Marketing research conducted by Milwaukee agency Hansen Dodge Creative assessed the shopping habits of more than 25,000 consumers nationwide, finding that cycling-oriented consumers were twice as likely as the average consumer to make purchases for their hobby online. Research on runners and active women have yielded similar results as well.

“We have found that, in general, consumers that live an active lifestyle are more likely than the average consumer to engage with brands and shop or buy digitally,” says Logan Macomber of Hansen Dodge Creative.

This new online landscape may account for the vast decline in brick-and-mortar stores available to endurance athletes. According to the National Bicycle Dealers Association 2015 Industry Overview, the number of bike shops in the United States has declined more than 40 percent in the last 15 years; a similar report on the running industry shows online sales outpace sales at specialty running shops. A Triathlon Business International study revealed half of triathlon purchases were made online.

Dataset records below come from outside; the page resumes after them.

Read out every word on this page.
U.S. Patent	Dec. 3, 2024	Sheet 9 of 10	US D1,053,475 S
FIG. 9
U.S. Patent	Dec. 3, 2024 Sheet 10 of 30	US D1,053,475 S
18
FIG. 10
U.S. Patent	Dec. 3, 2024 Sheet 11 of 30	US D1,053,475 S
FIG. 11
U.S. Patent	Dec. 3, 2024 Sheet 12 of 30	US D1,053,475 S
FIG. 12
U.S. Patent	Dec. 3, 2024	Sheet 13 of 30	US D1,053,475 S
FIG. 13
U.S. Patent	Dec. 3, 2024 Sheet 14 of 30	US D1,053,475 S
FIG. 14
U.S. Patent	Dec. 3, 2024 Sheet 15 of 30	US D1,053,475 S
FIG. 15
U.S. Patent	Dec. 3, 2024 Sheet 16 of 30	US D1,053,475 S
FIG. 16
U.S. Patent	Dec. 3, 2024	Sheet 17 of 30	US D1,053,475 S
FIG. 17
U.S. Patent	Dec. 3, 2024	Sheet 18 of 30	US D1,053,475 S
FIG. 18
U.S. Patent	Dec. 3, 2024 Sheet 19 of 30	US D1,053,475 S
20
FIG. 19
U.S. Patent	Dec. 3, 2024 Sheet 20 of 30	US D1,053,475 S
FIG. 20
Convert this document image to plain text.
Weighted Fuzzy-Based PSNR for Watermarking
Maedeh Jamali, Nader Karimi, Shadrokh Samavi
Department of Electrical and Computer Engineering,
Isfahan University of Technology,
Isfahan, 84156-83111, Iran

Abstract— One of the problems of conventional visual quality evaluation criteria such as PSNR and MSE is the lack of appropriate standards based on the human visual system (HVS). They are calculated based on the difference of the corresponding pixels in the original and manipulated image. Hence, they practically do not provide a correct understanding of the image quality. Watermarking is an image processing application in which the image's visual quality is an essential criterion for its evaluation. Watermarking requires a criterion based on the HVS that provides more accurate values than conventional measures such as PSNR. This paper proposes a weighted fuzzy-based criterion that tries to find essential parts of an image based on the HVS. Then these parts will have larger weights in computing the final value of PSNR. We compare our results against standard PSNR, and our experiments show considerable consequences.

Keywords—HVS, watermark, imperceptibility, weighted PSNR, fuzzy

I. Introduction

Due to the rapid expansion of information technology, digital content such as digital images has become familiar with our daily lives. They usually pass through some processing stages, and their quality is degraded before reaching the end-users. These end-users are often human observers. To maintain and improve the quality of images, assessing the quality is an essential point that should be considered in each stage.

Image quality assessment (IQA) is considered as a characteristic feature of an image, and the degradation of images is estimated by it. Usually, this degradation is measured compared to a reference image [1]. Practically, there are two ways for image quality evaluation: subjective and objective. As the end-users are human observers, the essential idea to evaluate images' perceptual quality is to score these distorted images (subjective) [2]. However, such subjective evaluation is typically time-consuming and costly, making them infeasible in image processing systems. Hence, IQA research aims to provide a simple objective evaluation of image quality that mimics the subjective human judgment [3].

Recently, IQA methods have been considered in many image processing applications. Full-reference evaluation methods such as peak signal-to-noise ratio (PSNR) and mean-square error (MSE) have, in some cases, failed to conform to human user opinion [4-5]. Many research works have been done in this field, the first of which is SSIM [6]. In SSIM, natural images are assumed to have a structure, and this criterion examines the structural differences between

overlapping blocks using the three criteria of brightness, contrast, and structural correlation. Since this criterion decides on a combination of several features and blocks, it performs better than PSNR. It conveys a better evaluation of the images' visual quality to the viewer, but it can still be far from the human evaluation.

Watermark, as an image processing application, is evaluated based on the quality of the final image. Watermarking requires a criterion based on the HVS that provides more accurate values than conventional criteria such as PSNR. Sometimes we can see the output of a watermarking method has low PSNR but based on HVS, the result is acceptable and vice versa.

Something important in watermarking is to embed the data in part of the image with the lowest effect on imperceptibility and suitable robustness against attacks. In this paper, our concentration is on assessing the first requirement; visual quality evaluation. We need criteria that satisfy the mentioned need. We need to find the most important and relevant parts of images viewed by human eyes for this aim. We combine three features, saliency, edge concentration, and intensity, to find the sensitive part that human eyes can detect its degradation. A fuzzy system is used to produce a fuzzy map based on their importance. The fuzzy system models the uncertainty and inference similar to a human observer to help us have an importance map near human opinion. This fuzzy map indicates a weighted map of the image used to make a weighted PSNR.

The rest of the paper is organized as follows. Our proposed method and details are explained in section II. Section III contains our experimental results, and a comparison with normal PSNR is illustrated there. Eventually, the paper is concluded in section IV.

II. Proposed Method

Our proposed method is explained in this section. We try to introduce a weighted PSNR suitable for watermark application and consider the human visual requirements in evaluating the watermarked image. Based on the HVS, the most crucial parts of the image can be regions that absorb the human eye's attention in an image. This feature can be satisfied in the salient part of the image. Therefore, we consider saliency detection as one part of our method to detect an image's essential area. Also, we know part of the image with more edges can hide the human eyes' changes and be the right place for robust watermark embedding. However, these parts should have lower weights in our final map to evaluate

Triathlon’s inclination towards online shopping is not entirely surprising. For one, triathlon shops are few and far between, especially in smaller markets and rural areas. Even in specialty bike and running shops with a stock of triathlon gear, selection can be limited, pushing consumers online. Triathletes are also more likely to actively seek out innovative developments for an edge in speed and efficiency, and such products (especially if one wants “first dibs”) are more likely to be found on a website than in stores.

Manufacturers themselves see a benefit in online sales as well: through direct sales, brands can offer their wares for significantly lower cost. Several bike manufacturers, including Canyon, Trek and Giant, have begun offering e-retail options which allow their product to bypass the showroom floor (and subsequent retailer markups). For a cost-conscious consumer, the savings is often too big to pass up.

For brick-and-mortar retailers, the message is clear: Evolve or die.

“Brands and retailers have an opportunity to provide an incredible omnichannel experience for consumers,” says Macomber. “All of the research we see suggests that more than 80% of consumers start their path to purchase online, but 69% of consumers still use physical stores for information during different phases of the purchase process, regardless of where they buy.”

This process, known as “showrooming,” is a critical opportunity for retailers to get—and keep—customers, says Stefanie Peterson of TriSports.com, which has found success in both digital and traditional sales.

“You can’t win the commodity price war, but you can provide exceptional customer service to attract a return customer. Offer additional incentives and provide greater value for customers, such as free bike safety inspections, host a class, organize a ride from your shop and participate in the community.”

Local shops have one major advantage websites don’t: human interaction. Though online retailers can offer customer support, they can’t provide hands-on instruction on how to change a flat, nor can they put a broken bike on a stand for a quick adjustment.

“Consumers are shopping online but converting in stores,” Macomber advises local retailers, “Be prepared to offer them a great experience and engage them when they come into the store, as they are already likely in buying mode. Focus on immediacy, maintenance, and service which are difficult to deliver and perfect online.”

In-person retailers should also step up their digital game to compete with online retailers. The Hansen Dodge Creative study found bicycle consumers are 56% more likely to value social media in the path to purchase, be it online reviews of a local shop or simply enjoying a brand’s marketing strategy on Twitter or Instagram.

Peterson says social media is at the forefront of her company’s success: when people have a good experience with TriSports.com, whether online or at their Tucson store, they talk about it: “Third party reviews such as Yelp are powerful in assisting sales conversions. You can bet that before a customer purchases from a company for the first time, they are reviewing all the digital platforms to form a first impression of the company; can I trust this company, do they put the customer first, and so on.”

It’s also important to help the consumer feel connected with the store through social media. “Don’t open a social media account and then wait for your customers to provide the content,” advises Peterson. “Shops need to drive the content and keep it fresh and unique.” By posting information about new products as well as the human elements of the sport—social gatherings, charity partnerships, customer success stories and local race participation are all ways customers invest in their connection with a local shop, which translates to loyalty and sales.

“The retail landscape is drastically evolving as consumers change the way they shop and how they engage with brands,” says Peterson. “Companies need to embrace and adapt to this changing environment. Connect with the consumer, get creative and organize ways to serve their needs.”